Hoy en día, para un grupo puede resultar mucho más rentable autoproducirse y poner la música a disposición del público que dedicarse a firmar contratos de esclavitud leoninos con una serie de intermediarios que aún pretenden ponerse en situación de decidir a quién producen y a quien no, que no aportan prácticamente valor alguno y que incluso, en algunos casos, claramente lo detraen. Como dijera en su momento Olvido Gara, más conocida como Alaska, esto no es para nada la crisis de la música ni la de la creatividad, sino la de una industria dedicada a la fabricación de discos, que como tal desaparecerá... Son los fabricantes de discos los que tienen un problema y los que, por tanto, deben buscar soluciones.

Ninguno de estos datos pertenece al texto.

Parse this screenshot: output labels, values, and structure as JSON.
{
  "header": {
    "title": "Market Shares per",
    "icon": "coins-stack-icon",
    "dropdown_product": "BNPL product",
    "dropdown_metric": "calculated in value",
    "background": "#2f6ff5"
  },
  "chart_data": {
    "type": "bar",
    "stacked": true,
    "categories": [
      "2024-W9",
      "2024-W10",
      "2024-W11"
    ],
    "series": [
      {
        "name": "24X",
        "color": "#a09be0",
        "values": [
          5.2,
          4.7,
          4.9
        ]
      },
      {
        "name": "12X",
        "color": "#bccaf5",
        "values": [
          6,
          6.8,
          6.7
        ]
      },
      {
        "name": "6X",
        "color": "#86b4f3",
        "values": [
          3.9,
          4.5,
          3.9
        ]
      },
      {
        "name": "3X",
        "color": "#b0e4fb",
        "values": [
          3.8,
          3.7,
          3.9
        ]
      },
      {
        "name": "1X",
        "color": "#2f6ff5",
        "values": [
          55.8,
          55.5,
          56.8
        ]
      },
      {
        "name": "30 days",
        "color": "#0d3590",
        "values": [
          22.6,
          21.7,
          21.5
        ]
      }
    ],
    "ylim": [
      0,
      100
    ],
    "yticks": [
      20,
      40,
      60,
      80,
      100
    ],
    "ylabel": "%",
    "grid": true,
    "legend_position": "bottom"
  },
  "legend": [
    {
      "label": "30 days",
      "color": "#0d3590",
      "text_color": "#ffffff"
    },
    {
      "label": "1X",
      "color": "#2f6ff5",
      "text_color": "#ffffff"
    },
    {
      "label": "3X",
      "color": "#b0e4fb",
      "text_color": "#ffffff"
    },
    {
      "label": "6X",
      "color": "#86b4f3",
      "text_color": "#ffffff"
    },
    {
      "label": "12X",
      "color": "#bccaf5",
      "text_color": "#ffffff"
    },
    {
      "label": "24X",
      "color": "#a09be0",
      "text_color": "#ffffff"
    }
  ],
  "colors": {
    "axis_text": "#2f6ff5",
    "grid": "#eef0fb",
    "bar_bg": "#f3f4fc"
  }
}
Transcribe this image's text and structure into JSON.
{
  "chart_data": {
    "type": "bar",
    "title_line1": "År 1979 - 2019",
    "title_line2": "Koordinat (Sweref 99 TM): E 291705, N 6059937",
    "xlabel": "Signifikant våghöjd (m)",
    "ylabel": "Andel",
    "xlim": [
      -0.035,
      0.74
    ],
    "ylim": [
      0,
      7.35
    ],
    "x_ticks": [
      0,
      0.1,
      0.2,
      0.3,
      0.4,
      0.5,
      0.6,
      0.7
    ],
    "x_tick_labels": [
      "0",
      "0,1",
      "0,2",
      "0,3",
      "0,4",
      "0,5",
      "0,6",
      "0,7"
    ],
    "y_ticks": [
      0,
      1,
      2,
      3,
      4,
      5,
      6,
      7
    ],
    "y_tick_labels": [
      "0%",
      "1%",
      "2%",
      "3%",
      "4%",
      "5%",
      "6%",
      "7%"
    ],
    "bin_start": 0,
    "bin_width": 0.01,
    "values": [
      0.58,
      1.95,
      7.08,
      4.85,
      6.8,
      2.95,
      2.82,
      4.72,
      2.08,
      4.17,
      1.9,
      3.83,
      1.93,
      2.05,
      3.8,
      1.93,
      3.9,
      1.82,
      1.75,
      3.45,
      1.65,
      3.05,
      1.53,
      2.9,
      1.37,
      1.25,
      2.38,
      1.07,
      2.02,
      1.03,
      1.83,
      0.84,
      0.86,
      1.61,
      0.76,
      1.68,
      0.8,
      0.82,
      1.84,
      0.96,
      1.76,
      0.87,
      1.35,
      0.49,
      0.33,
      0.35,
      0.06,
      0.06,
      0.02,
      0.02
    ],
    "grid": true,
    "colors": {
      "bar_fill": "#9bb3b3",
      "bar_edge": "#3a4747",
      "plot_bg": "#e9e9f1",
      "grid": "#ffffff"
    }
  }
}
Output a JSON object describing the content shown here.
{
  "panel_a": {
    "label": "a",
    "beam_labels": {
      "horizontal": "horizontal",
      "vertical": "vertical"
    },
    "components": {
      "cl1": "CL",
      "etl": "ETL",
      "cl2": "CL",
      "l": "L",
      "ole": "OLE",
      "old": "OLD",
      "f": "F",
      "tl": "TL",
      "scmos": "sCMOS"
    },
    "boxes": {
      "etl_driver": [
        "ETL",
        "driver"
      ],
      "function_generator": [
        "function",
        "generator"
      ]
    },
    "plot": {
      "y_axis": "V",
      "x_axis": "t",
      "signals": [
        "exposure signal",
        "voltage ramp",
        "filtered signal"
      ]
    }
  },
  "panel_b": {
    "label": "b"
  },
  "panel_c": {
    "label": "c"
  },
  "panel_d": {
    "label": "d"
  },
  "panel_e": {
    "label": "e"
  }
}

Ha sido precisamente la vocación de encerrarse en los caducos modelos de siempre y de negarse a buscar soluciones lo que ha llevado a las empresas discográficas a la situación en la que están hoy. Los artistas, hartos de esperar por ellas, han decidido, simplemente, lanzarse a la guerra por su cuenta. Los hay, como Radiohead, que ponen sus discos en la red en sitios desarrollados sin la más mínima sofisticación; o como Madonna, que firman contratos y entran en el accionariado de empresas de promoción de conciertos en directo; o como Prince, que regalan sus discos con diarios de tirada nacional; o como Nine Inch Nails, que se convierten en agentes libres que se representan a sí mismos y anuncian novedades para el año que viene; o como cientos de grupos de todos los estilos y niveles de popularidad que abren páginas en sitios como MySpace y otros similares, esperando llegar directamente a unos fans a los que antes únicamente podían llegar a través de una serie de intermediarios.
No hay cosa más patética que ver cómo se hunde quien niega sus problemas y acusa de ellos a los demás. Pero lo peor del caso sucede en países como España, en los que esos mismos intermediarios son capaces de hacer lobby y convencer a todo un ministro de Cultura de que no hay más alternativa para la música que la de seguir financiándolos a ellos, como si esos fabricantes de plástico fuesen de verdad importantes para el desarrollo de la cultura. No, señor ministro, no. La música ya no requiere de intermediarios. Puede usted protegerla de muchas maneras, pero no financiando con el dinero de los ciudadanos a quienes se ha transformado en estorbo.
Los músicos que quieren defender su labor ya están aprendiendo que el negocio está en desarrollar comunidades de fans que valoren su música y quieran pagar por ella en la red, en los conciertos, o identificándose con el músico hasta el punto de comprar su merchandising. ¿Aprecian la diferencia? Desarrollar comunidades con sus fans, no insultarles, ni aprovecharse de la ignorancia de los políticos para robar a los pacíficos ciudadanos que se compran un CD, un pendrive o un reproductor de MP3. Estudie un poco de economía, señor ministro, y déjese de estúpidos cánones, de intermediarios llorones y de que la música está en peligro. Radiohead y muchos otros han demostrado que eso no es verdad: que se puede ganar dinero con la música, hacer las delicias de los fans y no alimentar a más intermediarios de los necesarios. Con su canon, señor ministro, sólo estimulará a vagos que se niegan a evolucionar para que sigan siendo vagos y negándose a evolucionar. Señor ministro, sea o no su tipo de música, apréndase, por favor, la lección de Radiohead.